Partout en Europe, les avant-gardes – c’est-à-dire les artistes et mouvements qui ont radicalement réorienté la pratique et la pensée de l’art de la veille de la Première guerre mondiale à la veille de la Seconde (expressionnistes, dadaïstes, constructivistes, etc.) – ont eu recours à une « rupture critique des procédés formels hérités », rupture qui coïncidait en particulier avec la « dissolution de la force intégratrice de la religion » (p. 11). La contestation du répertoire de sujets bibliques et de la sphère de représentations qui y était associée est un des ressorts de la formation de l’art moderne au XIXe siècle, et à l’origine de tensions vécues par des artistes qui, à l’instar de Mondrian, ont dû constater que la compensation de cette perte, c’est-à-dire la volonté de recréer un langage commun, était difficilement à la portée de l’individu seul. Mais la perte d’une telle fondation n’en a pas pour autant coupé l’art de la question religieuse : va précisément se jouer, au sein des avant-gardes, la réinvention d’une religion (de l’art), d’une transcendance, d’une sacralité. Cette religion de l’art revêt toutefois un sens et un rapport au temps différents en fonction des cas, et l’auteure situe par exemple aux pôles opposés le fantasme d’une sortie de l’histoire chez certains artistes expressionnistes et la revendication d’une « immanence grosse de transcendance » chez les dadaïstes.
Renversement de l’Incarnation
L’hypothèse du livre est énoncée très clairement : la religion de l’art qui succède à la dissolution du christianisme s’en est approprié le dogme central, celui de l’Incarnation, en le renversant : « organon spirituel par excellence, l’art pouvait promettre un salut immédiat grâce à son support sensible » (p. 12). Renverser l’Incarnation, c’est faire en sorte que l’art devienne médiation, par sa nature sensible, d’un contenu spirituel qu’il s’agit, à chaque fois, de déterminer.

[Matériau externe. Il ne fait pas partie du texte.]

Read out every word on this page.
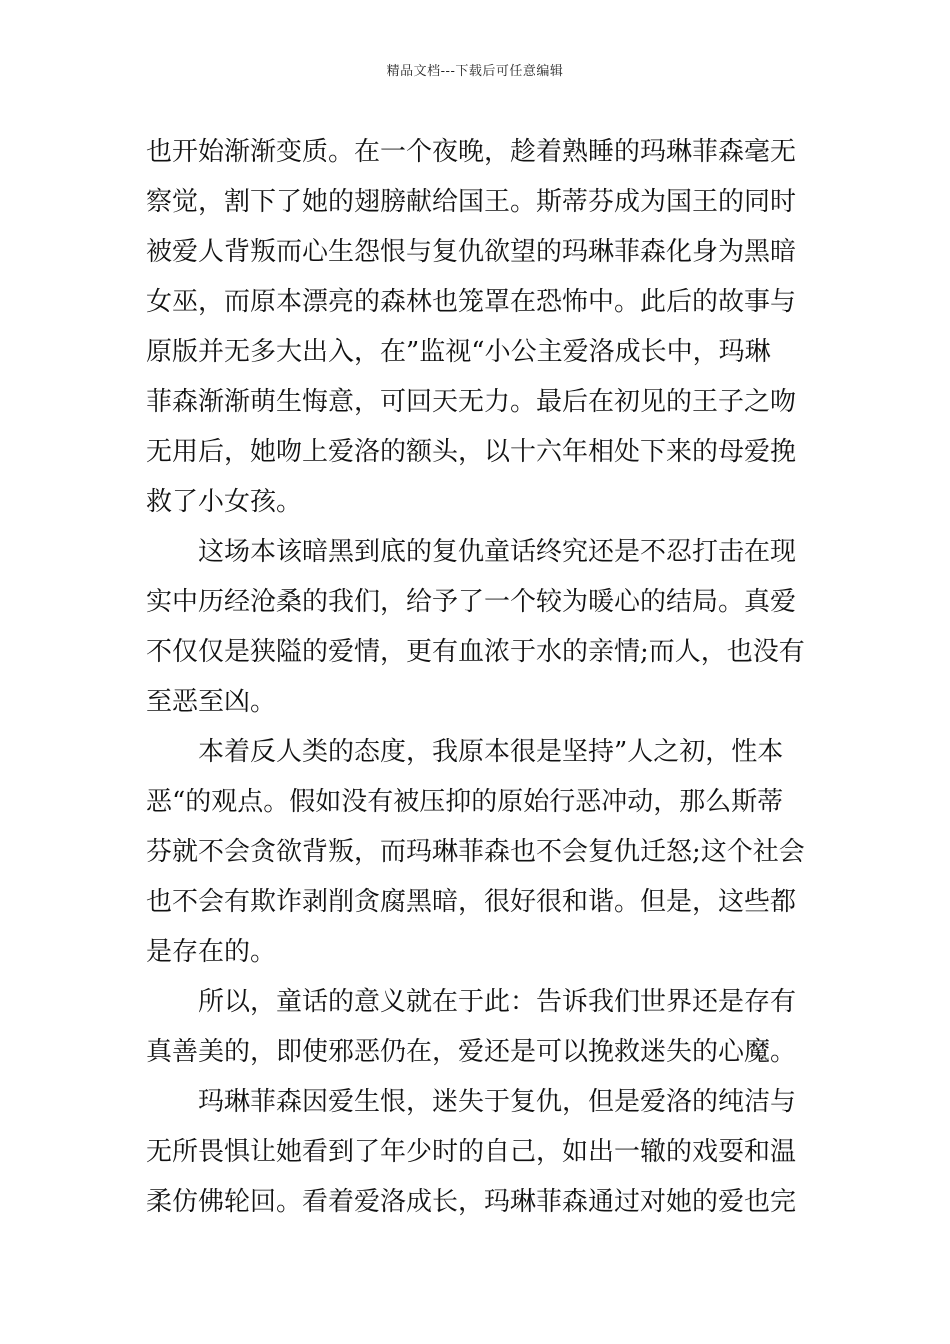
精品文档---下载后可任意编辑
也开始渐渐变质。在一个夜晚，趁着熟睡的玛琳菲森毫无
察觉，割下了她的翅膀献给国王。斯蒂芬成为国王的同时
被爱人背叛而心生怨恨与复仇欲望的玛琳菲森化身为黑暗
女巫，而原本漂亮的森林也笼罩在恐怖中。此后的故事与
原版并无多大出入，在”监视“小公主爱洛成长中，玛琳
菲森渐渐萌生悔意，可回天无力。最后在初见的王子之吻
无用后，她吻上爱洛的额头，以十六年相处下来的母爱挽
救了小女孩。
这场本该暗黑到底的复仇童话终究还是不忍打击在现
实中历经沧桑的我们，给予了一个较为暖心的结局。真爱
不仅仅是狭隘的爱情，更有血浓于水的亲情;而人，也没有
至恶至凶。
本着反人类的态度，我原本很是坚持”人之初，性本
恶“的观点。假如没有被压抑的原始行恶冲动，那么斯蒂
芬就不会贪欲背叛，而玛琳菲森也不会复仇迁怒;这个社会
也不会有欺诈剥削贪腐黑暗，很好很和谐。但是，这些都
是存在的。
所以，童话的意义就在于此：告诉我们世界还是存有
真善美的，即使邪恶仍在，爱还是可以挽救迷失的心魔。
玛琳菲森因爱生恨，迷失于复仇，但是爱洛的纯洁与
无所畏惧让她看到了年少时的自己，如出一辙的戏耍和温
柔仿佛轮回。看着爱洛成长，玛琳菲森通过对她的爱也完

Le choix de l’Allemagne pour terrain d’étude donne au problème une importance particulière : les avant-gardes allemandes naissent en effet sur le terreau du romantisme qui, déjà, avait rejeté l’idée de l’art comme illustration artificielle, au moyen d’un répertoire de thèmes, de figures bibliques et de symboles, d’une religion déjà constituée. Il n’était plus question de montrer l’autre monde sous les traits du monde visible, mais de « révéler » cet autre monde, cette religion que Philipp Otto Runge, cité par M. Stavrinaki, concevait comme plus « légère », plus « aérienne » que tous les christianismes du passé. Franz Marc hérite notamment de Runge l’idée que l’art ne doit pas être le « fruit » d’une religion, le christianisme, mais le « germe » d’une religion nouvelle (p. 19). L’auteure resitue ainsi les événements, les courants et les protagonistes étudiés (Franz Marc, Max Beckmann, Hugo Ball, Hannah Höch, etc.) dans une histoire plus longue de la culture allemande, explique par exemple l’importance de Novalis pour des individus comme Walter Gropius ou Hugo Ball.

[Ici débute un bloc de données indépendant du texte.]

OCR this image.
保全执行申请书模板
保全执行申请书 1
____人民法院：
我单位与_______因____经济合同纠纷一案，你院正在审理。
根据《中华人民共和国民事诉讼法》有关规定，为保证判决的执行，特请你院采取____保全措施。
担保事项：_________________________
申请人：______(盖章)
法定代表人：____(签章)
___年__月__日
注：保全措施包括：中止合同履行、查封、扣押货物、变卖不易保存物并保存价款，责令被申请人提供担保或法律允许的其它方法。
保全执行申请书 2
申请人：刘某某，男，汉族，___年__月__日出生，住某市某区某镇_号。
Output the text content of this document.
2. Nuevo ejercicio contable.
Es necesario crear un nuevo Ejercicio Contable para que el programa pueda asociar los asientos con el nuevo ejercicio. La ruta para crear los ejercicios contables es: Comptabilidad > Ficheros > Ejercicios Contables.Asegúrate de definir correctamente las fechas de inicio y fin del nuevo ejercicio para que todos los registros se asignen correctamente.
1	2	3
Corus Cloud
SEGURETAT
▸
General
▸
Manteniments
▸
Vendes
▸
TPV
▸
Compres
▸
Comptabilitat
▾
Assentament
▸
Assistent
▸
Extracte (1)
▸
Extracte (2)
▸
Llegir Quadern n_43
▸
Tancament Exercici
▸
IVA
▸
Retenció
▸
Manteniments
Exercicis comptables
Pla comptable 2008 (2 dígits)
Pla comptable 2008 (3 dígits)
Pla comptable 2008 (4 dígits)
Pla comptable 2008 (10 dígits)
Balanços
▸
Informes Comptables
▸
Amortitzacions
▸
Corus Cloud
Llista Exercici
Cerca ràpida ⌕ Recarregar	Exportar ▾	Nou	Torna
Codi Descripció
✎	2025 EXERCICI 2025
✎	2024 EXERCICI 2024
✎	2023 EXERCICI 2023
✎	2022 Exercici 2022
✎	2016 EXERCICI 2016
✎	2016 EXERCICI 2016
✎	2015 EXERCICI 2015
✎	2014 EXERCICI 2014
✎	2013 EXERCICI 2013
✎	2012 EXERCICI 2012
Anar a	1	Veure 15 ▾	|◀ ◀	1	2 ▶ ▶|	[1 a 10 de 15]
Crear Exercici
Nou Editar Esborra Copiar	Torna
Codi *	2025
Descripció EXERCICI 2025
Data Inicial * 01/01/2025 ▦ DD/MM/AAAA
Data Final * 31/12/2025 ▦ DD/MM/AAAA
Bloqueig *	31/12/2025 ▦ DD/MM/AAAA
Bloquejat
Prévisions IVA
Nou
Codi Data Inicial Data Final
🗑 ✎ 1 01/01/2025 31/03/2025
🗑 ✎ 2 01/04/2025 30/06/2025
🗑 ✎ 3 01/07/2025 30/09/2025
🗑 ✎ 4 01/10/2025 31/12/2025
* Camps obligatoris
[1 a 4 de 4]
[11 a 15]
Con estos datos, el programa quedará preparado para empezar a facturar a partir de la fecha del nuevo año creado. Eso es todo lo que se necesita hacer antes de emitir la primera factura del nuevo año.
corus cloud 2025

En héritant du dogme de l’Incarnation, pourtant, les avant-gardes en ont aussi hérité les apories : comment concilier les deux natures de l’art, matérielle et spirituelle ? C’est là pour Maria Stavrinaki une tension productive, dont il s’agit d’examiner la tournure dans des œuvres particulières, chez des artistes singuliers. Comment les avant-gardes ont-elles composé avec cette aporie ? Comment assumer à la fois un contenu spirituel et être aux prises avec une œuvre sensible et singulière ? Les essais qui composent le livre examinent cette articulation à travers des cas précis.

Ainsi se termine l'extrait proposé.